Cet épisode, qui a eu lieu le 23 décembre 2015, a marqué les esprits. C'était le premier piratage visant à éteindre une centrale électrique. L'assaut de décembre dernier ne fait que montrer combien les infrastructures nationales essentielles — comme les centrales électriques, les réseaux de communication et d'urgence — sont vulnérables aux cyberattaques.

« Les compagnies occidentales chargées des infrastructures doivent aller vers des systèmes opérationnels de protection agressifs pour protéger la distribution d'électricité ou d'eau des cyberattaques », nous a dit Andrea Carcano, fondatrice de Nozomi Networks.

L'Information Systems Security Partners (ISSP), une entreprise ukrainienne de sécurité, conduit une enquête sur l'attaque pour la compagnie publique d'énergie UkrEnergo. Roman Sologub, responsable général d'ISSP, nous a dit qu'il ne pouvait pas révéler les détails de l'attaque à cause d'une clause de confidentialité passée avec ses clients.

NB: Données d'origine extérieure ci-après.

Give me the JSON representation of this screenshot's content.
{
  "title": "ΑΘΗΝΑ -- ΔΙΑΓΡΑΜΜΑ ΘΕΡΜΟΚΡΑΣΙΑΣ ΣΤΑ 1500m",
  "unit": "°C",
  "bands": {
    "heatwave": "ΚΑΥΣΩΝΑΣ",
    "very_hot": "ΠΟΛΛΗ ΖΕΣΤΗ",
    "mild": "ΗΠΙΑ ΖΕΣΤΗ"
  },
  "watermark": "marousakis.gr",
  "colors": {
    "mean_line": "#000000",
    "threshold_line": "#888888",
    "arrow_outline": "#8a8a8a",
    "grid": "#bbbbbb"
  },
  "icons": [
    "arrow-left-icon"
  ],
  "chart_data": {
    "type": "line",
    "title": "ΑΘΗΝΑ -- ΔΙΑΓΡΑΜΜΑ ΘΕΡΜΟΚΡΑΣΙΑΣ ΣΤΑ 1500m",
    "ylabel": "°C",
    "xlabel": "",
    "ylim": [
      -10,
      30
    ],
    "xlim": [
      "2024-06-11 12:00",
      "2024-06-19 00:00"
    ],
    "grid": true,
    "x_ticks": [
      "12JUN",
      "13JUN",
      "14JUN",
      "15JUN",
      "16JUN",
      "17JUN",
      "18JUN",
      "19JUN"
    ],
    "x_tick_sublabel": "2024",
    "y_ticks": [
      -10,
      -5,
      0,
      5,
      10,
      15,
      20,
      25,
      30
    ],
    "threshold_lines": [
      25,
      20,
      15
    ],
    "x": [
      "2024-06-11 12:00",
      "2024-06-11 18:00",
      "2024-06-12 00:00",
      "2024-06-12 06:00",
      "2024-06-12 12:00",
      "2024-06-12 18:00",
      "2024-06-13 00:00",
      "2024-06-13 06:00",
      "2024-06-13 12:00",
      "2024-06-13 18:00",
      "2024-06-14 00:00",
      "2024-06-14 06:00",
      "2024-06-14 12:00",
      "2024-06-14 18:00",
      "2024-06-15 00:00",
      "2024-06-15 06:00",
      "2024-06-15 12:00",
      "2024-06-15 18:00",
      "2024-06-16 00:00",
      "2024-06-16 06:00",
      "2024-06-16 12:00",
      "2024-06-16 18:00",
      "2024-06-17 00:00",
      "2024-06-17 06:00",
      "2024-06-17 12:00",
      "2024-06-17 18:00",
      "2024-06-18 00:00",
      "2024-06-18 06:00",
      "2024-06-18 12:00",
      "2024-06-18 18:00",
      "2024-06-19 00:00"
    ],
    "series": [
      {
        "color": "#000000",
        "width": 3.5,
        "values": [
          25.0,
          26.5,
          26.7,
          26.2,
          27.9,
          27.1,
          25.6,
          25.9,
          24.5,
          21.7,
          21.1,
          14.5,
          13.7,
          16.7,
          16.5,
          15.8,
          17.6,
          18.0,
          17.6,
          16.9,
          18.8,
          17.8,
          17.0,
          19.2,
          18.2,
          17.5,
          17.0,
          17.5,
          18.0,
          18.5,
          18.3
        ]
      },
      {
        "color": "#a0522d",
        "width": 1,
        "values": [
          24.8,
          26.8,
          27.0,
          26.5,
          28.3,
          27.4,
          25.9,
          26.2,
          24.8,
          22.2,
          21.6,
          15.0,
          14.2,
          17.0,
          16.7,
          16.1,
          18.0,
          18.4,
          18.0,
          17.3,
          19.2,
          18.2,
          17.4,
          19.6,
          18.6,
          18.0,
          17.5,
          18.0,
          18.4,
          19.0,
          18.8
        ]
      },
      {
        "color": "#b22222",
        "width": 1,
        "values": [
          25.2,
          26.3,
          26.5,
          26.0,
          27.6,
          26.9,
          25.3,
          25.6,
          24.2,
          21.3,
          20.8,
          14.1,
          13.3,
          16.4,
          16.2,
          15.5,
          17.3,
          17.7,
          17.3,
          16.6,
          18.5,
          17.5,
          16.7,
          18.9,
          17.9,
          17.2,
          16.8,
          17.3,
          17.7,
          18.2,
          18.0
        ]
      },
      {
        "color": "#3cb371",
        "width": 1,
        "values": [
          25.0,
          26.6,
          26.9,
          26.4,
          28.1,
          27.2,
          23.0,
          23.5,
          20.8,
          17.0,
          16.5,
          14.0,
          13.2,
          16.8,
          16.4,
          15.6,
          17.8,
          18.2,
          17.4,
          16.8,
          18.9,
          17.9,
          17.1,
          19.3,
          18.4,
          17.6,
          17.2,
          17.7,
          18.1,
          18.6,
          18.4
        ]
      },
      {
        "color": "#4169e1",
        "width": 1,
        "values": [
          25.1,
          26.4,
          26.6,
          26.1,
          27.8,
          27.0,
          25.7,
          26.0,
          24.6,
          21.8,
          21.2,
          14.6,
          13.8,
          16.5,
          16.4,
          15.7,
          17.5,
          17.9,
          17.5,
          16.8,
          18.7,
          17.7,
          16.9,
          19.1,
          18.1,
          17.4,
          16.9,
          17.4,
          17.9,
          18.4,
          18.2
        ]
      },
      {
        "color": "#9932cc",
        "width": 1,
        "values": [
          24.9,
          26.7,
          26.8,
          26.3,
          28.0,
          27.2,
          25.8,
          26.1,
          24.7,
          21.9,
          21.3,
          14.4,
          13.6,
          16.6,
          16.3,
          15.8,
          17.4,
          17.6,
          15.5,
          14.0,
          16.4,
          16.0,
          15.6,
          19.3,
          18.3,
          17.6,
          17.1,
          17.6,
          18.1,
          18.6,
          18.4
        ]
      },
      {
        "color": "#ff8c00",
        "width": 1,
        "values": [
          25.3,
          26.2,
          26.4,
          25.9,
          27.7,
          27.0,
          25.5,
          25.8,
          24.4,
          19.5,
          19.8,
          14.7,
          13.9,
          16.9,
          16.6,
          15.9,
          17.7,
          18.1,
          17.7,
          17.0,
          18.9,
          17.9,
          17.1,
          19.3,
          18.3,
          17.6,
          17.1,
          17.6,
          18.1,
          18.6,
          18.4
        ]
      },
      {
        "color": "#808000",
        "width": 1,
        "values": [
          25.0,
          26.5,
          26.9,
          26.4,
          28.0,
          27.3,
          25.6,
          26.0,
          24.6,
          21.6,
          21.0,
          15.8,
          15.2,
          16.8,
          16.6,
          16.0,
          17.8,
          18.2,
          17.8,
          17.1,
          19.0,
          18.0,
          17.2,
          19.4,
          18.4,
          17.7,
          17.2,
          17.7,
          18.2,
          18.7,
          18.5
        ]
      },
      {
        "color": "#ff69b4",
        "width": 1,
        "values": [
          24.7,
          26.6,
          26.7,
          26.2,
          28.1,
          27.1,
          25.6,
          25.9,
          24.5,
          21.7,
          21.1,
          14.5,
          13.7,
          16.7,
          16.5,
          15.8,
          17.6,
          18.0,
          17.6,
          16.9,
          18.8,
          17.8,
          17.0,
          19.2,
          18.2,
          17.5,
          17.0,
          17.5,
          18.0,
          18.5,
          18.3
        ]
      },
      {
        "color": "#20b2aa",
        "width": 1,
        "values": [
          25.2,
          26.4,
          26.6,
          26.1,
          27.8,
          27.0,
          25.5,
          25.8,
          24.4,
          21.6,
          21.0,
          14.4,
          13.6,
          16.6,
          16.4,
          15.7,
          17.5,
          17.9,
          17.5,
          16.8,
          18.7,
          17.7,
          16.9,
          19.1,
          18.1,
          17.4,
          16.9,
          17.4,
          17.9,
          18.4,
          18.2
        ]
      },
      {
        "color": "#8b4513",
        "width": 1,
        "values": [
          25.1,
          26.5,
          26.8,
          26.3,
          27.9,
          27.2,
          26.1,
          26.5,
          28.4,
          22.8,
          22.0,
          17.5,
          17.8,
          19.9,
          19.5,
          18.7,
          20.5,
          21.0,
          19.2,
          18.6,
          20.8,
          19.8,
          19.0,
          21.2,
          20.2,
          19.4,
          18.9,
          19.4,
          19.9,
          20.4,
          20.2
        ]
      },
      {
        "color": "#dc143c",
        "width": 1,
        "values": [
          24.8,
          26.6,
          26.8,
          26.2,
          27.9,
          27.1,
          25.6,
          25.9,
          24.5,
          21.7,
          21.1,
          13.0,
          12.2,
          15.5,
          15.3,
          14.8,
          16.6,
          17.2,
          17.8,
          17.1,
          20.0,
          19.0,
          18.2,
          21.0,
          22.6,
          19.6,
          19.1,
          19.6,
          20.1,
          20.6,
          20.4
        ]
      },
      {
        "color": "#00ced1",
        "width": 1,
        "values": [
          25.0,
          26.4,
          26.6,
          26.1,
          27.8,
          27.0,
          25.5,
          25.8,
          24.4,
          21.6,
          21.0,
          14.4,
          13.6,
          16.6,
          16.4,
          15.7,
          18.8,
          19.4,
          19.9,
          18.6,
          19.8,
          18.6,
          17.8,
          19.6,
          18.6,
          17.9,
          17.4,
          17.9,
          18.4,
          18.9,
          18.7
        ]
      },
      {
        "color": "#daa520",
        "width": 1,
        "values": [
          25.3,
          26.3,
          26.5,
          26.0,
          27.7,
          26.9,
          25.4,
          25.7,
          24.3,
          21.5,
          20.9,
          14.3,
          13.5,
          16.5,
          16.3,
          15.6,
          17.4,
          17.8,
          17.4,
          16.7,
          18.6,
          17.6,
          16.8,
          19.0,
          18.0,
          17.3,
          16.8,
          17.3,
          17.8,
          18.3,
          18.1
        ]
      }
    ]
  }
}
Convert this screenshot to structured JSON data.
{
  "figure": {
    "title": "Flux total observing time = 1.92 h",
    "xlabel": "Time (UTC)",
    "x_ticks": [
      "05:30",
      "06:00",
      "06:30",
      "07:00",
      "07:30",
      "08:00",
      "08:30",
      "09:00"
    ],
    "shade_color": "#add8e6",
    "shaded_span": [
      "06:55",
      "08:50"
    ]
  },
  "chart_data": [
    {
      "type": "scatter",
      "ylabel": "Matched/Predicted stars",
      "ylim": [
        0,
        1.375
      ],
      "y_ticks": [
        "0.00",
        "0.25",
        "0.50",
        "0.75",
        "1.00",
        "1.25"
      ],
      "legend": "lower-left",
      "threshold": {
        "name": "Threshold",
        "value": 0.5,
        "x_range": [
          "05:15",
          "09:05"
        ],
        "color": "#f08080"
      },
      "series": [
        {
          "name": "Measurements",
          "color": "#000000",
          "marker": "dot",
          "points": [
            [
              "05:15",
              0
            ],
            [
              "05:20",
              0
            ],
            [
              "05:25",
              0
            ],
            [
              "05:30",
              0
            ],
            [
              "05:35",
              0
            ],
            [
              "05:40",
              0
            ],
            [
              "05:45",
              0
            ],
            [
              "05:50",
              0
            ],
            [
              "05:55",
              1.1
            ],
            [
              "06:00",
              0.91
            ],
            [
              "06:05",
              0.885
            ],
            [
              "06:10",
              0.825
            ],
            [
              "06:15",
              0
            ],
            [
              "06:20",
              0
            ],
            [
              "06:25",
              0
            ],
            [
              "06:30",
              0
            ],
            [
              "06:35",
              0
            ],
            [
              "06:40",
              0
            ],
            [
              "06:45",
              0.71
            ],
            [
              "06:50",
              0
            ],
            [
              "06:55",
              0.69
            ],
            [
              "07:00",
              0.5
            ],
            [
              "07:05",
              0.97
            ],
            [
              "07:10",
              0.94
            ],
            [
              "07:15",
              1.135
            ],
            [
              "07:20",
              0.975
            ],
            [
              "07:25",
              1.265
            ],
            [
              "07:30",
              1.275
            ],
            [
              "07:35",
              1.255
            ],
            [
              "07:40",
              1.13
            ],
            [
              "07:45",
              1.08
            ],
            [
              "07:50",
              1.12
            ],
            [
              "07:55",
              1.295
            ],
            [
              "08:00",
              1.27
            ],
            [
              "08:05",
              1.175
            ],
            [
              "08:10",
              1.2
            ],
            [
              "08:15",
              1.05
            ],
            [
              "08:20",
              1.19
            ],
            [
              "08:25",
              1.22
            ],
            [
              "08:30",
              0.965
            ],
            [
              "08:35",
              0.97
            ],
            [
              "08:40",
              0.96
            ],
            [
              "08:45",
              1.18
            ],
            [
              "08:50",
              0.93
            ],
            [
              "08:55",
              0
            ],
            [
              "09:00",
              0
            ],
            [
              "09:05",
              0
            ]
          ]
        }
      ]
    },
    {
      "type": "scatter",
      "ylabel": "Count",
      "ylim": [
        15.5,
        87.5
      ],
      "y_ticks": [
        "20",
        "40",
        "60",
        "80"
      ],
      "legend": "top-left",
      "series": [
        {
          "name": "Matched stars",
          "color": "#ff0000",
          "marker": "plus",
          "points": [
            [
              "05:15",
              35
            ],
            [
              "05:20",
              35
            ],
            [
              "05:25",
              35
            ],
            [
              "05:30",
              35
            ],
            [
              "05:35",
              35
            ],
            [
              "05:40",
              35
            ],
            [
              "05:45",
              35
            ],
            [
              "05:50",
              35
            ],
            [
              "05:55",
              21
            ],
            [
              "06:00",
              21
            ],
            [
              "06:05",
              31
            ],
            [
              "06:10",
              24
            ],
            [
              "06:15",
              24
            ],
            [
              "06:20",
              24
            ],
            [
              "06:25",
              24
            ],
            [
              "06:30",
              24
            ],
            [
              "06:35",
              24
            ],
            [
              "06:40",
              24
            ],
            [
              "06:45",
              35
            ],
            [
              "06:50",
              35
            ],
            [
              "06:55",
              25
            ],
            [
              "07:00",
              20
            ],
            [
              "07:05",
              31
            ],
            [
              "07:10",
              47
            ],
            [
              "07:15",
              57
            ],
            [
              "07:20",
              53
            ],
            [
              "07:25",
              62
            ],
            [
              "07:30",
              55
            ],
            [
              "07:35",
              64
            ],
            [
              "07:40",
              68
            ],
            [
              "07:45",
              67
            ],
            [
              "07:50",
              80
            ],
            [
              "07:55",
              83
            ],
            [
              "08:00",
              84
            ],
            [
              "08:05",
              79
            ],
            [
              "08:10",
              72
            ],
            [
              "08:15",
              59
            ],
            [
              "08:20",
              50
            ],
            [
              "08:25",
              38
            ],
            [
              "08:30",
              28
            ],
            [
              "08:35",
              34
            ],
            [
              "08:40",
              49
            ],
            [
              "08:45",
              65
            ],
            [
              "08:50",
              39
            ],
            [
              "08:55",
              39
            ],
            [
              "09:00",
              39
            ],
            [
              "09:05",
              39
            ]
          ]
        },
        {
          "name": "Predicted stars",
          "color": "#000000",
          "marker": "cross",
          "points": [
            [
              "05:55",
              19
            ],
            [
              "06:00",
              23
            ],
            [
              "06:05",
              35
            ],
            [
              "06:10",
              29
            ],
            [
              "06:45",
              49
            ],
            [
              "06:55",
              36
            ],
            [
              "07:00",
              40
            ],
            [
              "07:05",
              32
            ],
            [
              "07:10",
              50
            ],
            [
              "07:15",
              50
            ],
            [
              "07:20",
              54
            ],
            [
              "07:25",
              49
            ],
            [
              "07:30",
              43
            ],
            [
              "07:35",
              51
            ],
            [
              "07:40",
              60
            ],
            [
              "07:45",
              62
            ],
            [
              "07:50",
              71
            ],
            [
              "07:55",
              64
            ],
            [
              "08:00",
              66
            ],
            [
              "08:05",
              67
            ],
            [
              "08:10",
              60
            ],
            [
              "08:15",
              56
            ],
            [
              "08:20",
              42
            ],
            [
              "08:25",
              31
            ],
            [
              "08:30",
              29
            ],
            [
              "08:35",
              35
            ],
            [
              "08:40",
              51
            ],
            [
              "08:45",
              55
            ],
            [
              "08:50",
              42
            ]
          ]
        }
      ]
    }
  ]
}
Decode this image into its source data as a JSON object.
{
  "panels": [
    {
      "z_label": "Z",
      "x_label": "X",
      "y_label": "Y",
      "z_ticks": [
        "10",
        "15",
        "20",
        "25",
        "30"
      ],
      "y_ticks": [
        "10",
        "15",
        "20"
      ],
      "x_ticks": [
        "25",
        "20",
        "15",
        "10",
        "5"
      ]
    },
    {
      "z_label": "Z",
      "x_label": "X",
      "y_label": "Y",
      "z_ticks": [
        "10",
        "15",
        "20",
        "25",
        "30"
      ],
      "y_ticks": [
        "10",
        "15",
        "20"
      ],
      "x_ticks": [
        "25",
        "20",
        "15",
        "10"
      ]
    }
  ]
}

Toutefois, le chef d'ISSP Oleksii Yasnskiy était présent à la conférence S4 Cyber Security, organisée la semaine dernière en Floride. Il a alors confirmé que cette dernière attaque a été en effet conduite par des hackers et qu'elle était en lien avec celle de 2015. « Les attaques de 2016 et de 2015 n'étaient pas vraiment différentes — la seule distinction était que celle de 2016 était plus complexe et mieux organisée. »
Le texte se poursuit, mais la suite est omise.